Saturday, May 26, 2018
Bars & Spirits

For minty cocktails, these bars are the creme de la creme

Mint is a fabulous ingredient crucial to several spectacular cocktails, including what might be the best mixed drink in all of Tampa Bay: The mojito at the Columbia Restaurant.

But let's face it: When you're drinking a mojito or a julep, mint typically is not the star ingredient. Fresh mint augments and draws out the flavors of those refreshing drinks, and gives each one a lovely nose, but let's face it, you're ordering these drinks for the lime, the sugar, the rum or the bourbon, not because you're craving a candy cane.

But a few cocktails do embrace mint's uniquely refreshing properties instead of relegating them to a supporting role — particularly this time of year, when the gastronomic calendar flips from pumpkin to peppermint.

The best known minty cocktail is the grasshopper, an old-timey drink traditionally made with green creme de menthe, white creme de cacao and fresh cream, shaken and strained into a chilled cocktail glass. Those are some quirky ingredients, and you'd be surprised how many otherwise well-stocked bars don't carry them.
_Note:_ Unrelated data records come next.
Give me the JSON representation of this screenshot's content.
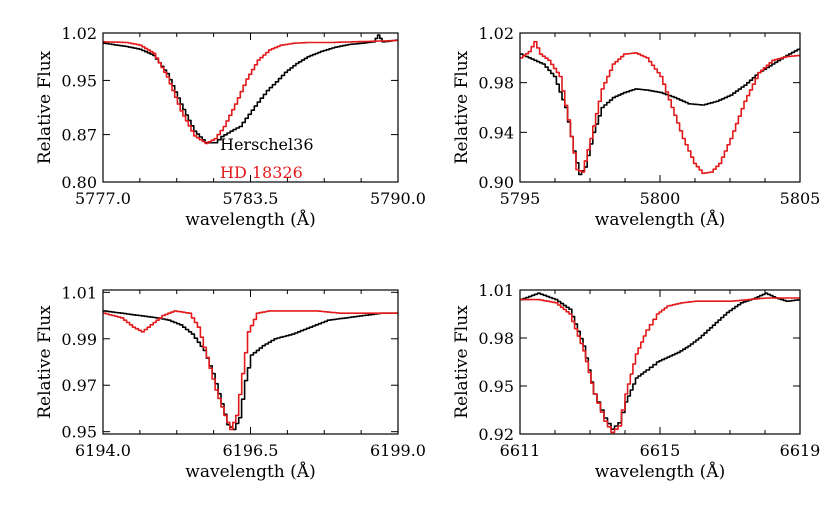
{
  "chart_data": [
    {
      "type": "line",
      "xlabel": "wavelength (Å)",
      "ylabel": "Relative Flux",
      "xlim": [
        5777.0,
        5790.0
      ],
      "ylim": [
        0.8,
        1.02
      ],
      "xticks": [
        5777.0,
        5783.5,
        5790.0
      ],
      "xtick_labels": [
        "5777.0",
        "5783.5",
        "5790.0"
      ],
      "yticks": [
        0.8,
        0.87,
        0.95,
        1.02
      ],
      "ytick_labels": [
        "0.80",
        "0.87",
        "0.95",
        "1.02"
      ],
      "legend": {
        "placement": "lower-right",
        "entries": [
          {
            "name": "Herschel36",
            "color": "#000000"
          },
          {
            "name": "HD 18326",
            "color": "#e31a1c"
          }
        ]
      },
      "series": [
        {
          "name": "Herschel36",
          "color": "#000000",
          "x": [
            5777.0,
            5778.0,
            5778.6,
            5779.2,
            5779.8,
            5780.4,
            5781.0,
            5781.5,
            5781.9,
            5782.2,
            5782.6,
            5783.0,
            5783.4,
            5783.8,
            5784.2,
            5784.6,
            5785.0,
            5785.5,
            5786.0,
            5786.6,
            5787.2,
            5787.8,
            5788.4,
            5788.9,
            5789.1,
            5789.3,
            5789.6,
            5790.0
          ],
          "y": [
            1.005,
            1.0,
            0.996,
            0.987,
            0.96,
            0.915,
            0.875,
            0.858,
            0.858,
            0.867,
            0.875,
            0.882,
            0.9,
            0.918,
            0.935,
            0.948,
            0.962,
            0.975,
            0.985,
            0.993,
            0.999,
            1.003,
            1.005,
            1.007,
            1.017,
            1.007,
            1.008,
            1.01
          ]
        },
        {
          "name": "HD 18326",
          "color": "#e31a1c",
          "x": [
            5777.0,
            5778.0,
            5778.6,
            5779.2,
            5779.8,
            5780.4,
            5781.0,
            5781.5,
            5781.9,
            5782.3,
            5782.8,
            5783.3,
            5783.8,
            5784.3,
            5784.8,
            5785.4,
            5786.0,
            5787.0,
            5788.0,
            5789.0,
            5790.0
          ],
          "y": [
            1.007,
            1.006,
            1.002,
            0.99,
            0.955,
            0.905,
            0.868,
            0.857,
            0.864,
            0.882,
            0.915,
            0.952,
            0.98,
            0.995,
            1.002,
            1.005,
            1.006,
            1.006,
            1.007,
            1.008,
            1.009
          ]
        }
      ]
    },
    {
      "type": "line",
      "xlabel": "wavelength (Å)",
      "ylabel": "Relative Flux",
      "xlim": [
        5795,
        5805
      ],
      "ylim": [
        0.9,
        1.02
      ],
      "xticks": [
        5795,
        5800,
        5805
      ],
      "xtick_labels": [
        "5795",
        "5800",
        "5805"
      ],
      "yticks": [
        0.9,
        0.94,
        0.98,
        1.02
      ],
      "ytick_labels": [
        "0.90",
        "0.94",
        "0.98",
        "1.02"
      ],
      "series": [
        {
          "name": "Herschel36",
          "color": "#000000",
          "x": [
            5795.0,
            5795.4,
            5795.8,
            5796.2,
            5796.6,
            5796.9,
            5797.1,
            5797.3,
            5797.6,
            5797.9,
            5798.3,
            5798.7,
            5799.1,
            5799.5,
            5800.0,
            5800.5,
            5801.0,
            5801.5,
            5802.0,
            5802.5,
            5803.0,
            5803.5,
            5804.0,
            5804.5,
            5805.0
          ],
          "y": [
            1.003,
            0.999,
            0.995,
            0.985,
            0.96,
            0.925,
            0.906,
            0.912,
            0.94,
            0.96,
            0.968,
            0.972,
            0.975,
            0.974,
            0.972,
            0.968,
            0.963,
            0.962,
            0.965,
            0.97,
            0.978,
            0.988,
            0.995,
            1.002,
            1.008
          ]
        },
        {
          "name": "HD 18326",
          "color": "#e31a1c",
          "x": [
            5795.0,
            5795.3,
            5795.5,
            5795.7,
            5796.0,
            5796.4,
            5796.7,
            5797.0,
            5797.2,
            5797.5,
            5797.9,
            5798.3,
            5798.7,
            5799.1,
            5799.5,
            5800.0,
            5800.4,
            5800.8,
            5801.2,
            5801.5,
            5801.8,
            5802.1,
            5802.5,
            5803.0,
            5803.5,
            5804.0,
            5804.5,
            5805.0
          ],
          "y": [
            1.0,
            1.005,
            1.013,
            1.003,
            0.998,
            0.985,
            0.95,
            0.91,
            0.908,
            0.935,
            0.975,
            0.995,
            1.003,
            1.004,
            1.0,
            0.985,
            0.96,
            0.935,
            0.915,
            0.907,
            0.908,
            0.915,
            0.935,
            0.965,
            0.988,
            0.998,
            1.001,
            1.002
          ]
        }
      ]
    },
    {
      "type": "line",
      "xlabel": "wavelength (Å)",
      "ylabel": "Relative Flux",
      "xlim": [
        6194.0,
        6199.0
      ],
      "ylim": [
        0.949,
        1.011
      ],
      "xticks": [
        6194.0,
        6196.5,
        6199.0
      ],
      "xtick_labels": [
        "6194.0",
        "6196.5",
        "6199.0"
      ],
      "yticks": [
        0.95,
        0.97,
        0.99,
        1.01
      ],
      "ytick_labels": [
        "0.95",
        "0.97",
        "0.99",
        "1.01"
      ],
      "series": [
        {
          "name": "Herschel36",
          "color": "#000000",
          "x": [
            6194.0,
            6194.3,
            6194.6,
            6194.9,
            6195.1,
            6195.3,
            6195.5,
            6195.7,
            6195.85,
            6196.0,
            6196.1,
            6196.2,
            6196.3,
            6196.4,
            6196.5,
            6196.7,
            6196.9,
            6197.2,
            6197.5,
            6197.8,
            6198.1,
            6198.4,
            6198.7,
            6199.0
          ],
          "y": [
            1.002,
            1.001,
            1.0,
            0.999,
            0.998,
            0.996,
            0.992,
            0.985,
            0.975,
            0.962,
            0.953,
            0.951,
            0.956,
            0.972,
            0.983,
            0.987,
            0.99,
            0.992,
            0.995,
            0.998,
            0.999,
            1.0,
            1.001,
            1.001
          ]
        },
        {
          "name": "HD 18326",
          "color": "#e31a1c",
          "x": [
            6194.0,
            6194.3,
            6194.5,
            6194.65,
            6194.8,
            6195.0,
            6195.2,
            6195.45,
            6195.6,
            6195.75,
            6195.9,
            6196.05,
            6196.15,
            6196.25,
            6196.35,
            6196.45,
            6196.6,
            6196.8,
            6197.2,
            6197.6,
            6198.0,
            6198.5,
            6199.0
          ],
          "y": [
            1.001,
            0.999,
            0.995,
            0.993,
            0.996,
            1.0,
            1.002,
            1.001,
            0.995,
            0.982,
            0.968,
            0.957,
            0.951,
            0.957,
            0.975,
            0.993,
            1.001,
            1.002,
            1.002,
            1.002,
            1.001,
            1.001,
            1.001
          ]
        }
      ]
    },
    {
      "type": "line",
      "xlabel": "wavelength (Å)",
      "ylabel": "Relative Flux",
      "xlim": [
        6611,
        6619
      ],
      "ylim": [
        0.92,
        1.01
      ],
      "xticks": [
        6611,
        6615,
        6619
      ],
      "xtick_labels": [
        "6611",
        "6615",
        "6619"
      ],
      "yticks": [
        0.92,
        0.95,
        0.98,
        1.01
      ],
      "ytick_labels": [
        "0.92",
        "0.95",
        "0.98",
        "1.01"
      ],
      "series": [
        {
          "name": "Herschel36",
          "color": "#000000",
          "x": [
            6611.0,
            6611.5,
            6612.0,
            6612.4,
            6612.8,
            6613.1,
            6613.4,
            6613.6,
            6613.8,
            6614.0,
            6614.3,
            6614.6,
            6614.9,
            6615.2,
            6615.5,
            6615.8,
            6616.1,
            6616.5,
            6616.9,
            6617.3,
            6617.7,
            6618.0,
            6618.3,
            6618.6,
            6619.0
          ],
          "y": [
            1.004,
            1.008,
            1.004,
            0.998,
            0.975,
            0.945,
            0.93,
            0.923,
            0.927,
            0.94,
            0.955,
            0.96,
            0.965,
            0.968,
            0.971,
            0.975,
            0.98,
            0.988,
            0.996,
            1.002,
            1.005,
            1.008,
            1.005,
            1.003,
            1.004
          ]
        },
        {
          "name": "HD 18326",
          "color": "#e31a1c",
          "x": [
            6611.0,
            6611.5,
            6612.0,
            6612.4,
            6612.8,
            6613.1,
            6613.4,
            6613.6,
            6613.8,
            6614.0,
            6614.3,
            6614.6,
            6614.9,
            6615.2,
            6615.6,
            6616.0,
            6616.5,
            6617.0,
            6617.5,
            6618.0,
            6618.5,
            6619.0
          ],
          "y": [
            1.004,
            1.004,
            1.002,
            0.995,
            0.972,
            0.945,
            0.928,
            0.921,
            0.925,
            0.945,
            0.97,
            0.985,
            0.995,
            1.0,
            1.002,
            1.003,
            1.003,
            1.003,
            1.004,
            1.005,
            1.005,
            1.005
          ]
        }
      ]
    }
  ]
}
We struck out at several well-regarded martini bars before landing at Timapno Chophouse in Hyde Park — and even then, our bartender had to consult a colleague before shaking one up. But oh, was the wait ever worth it. Sweet and filling with a fresh mint garnish atop a spectacularly frothy head, Timpano's grasshopper was a lovely shade of retro teal; it looked like the sort of drink they'd serve at the Sterling Cooper Christmas party. You won't be able to resist dipping your finger into the glass to dab up the minty foam remaining at the end.

In general, though, if you're cra­ving a grasshopper, be prepared to accept variations. When we ordered one at Dunedin's Chic-a-Boom Room — a bar notorious for sweet and silly martinis — they were out of creme de cacao, so we substituted Godiva White Chocolate liqueur. It came on the rocks with a straw in a tall tumbler — which, in its own way, was strangely fitting, as the concoction tasted like a sweet glass of minty milk chocolate. One of these before bed would hit the spot.

Joia Fabulous in Riverview offers an irresistable-sounding grasshopper variant called the Thin Mint Martini (wonder what the Girl Scouts would have to say about that name) consisting of vanilla vodka, green creme de menthe and a splash of cream, served in a chilled martini glass that's been drizzled with chocolate syrup. Rich and dessert-y, it's begging to be garnished with an actual Thin Mint cookie. I may have to revisit this one during cookie season in March.

The other prominent creme de menthe drink is the stinger, a simpler yet stronger mix of white creme de ­menthe and a spirit — traditionally brandy, but because you're only working with two ingredients, feel free to let your imagination run wild.

For example, when I ordered a stinger at Mandarin Hide in St. Petersburg, they were out of white creme de menthe, so the bartender and I noodled with the recipe, eventually settling on green creme de menthe, gin (a London dry to dial down the sweetness) and a splash of lemon juice, garnished with a lemon peel and served in a tumbler on the rocks. It had a hell of a kick, and the emerald color popped like Listerine, but the lemon gave it a clean finish that's lacking in most sweeter cocktails. It'd be a killer after a big dinner, even in the summer, and talk about refreshing — you could brush your teeth with it.

Straying even further from the recipe was Wood Fired Pizza in St. Petersburg, where my bartender based her stinger recipe on the one her mother used to drink — scotch and peppermint schnapps, nothing more. It feels odd sipping scotch from a martini stem, but the taste is woodsy and manly. What dude wouldn't wear a cologne that promised "notes of peppermint and scotch?"

Finally, there's no better way to close out a quest for minty cocktails than an Irish coffee, and Peggy O'Neill's in Palm Harbor does it right. Their signature Mama O'Neill's Irish Coffee is loaded with Jameson (though their Irish whiskey selection is impressive, if you feel like substituting) and topped with whipped cream and drizzled with green creme de menthe. The Jamie's spice will warm you up good as the cream melts into the coffee, turning your glass a deep ochre. It'll give you a whipped-cream 'stache, but it's worth it.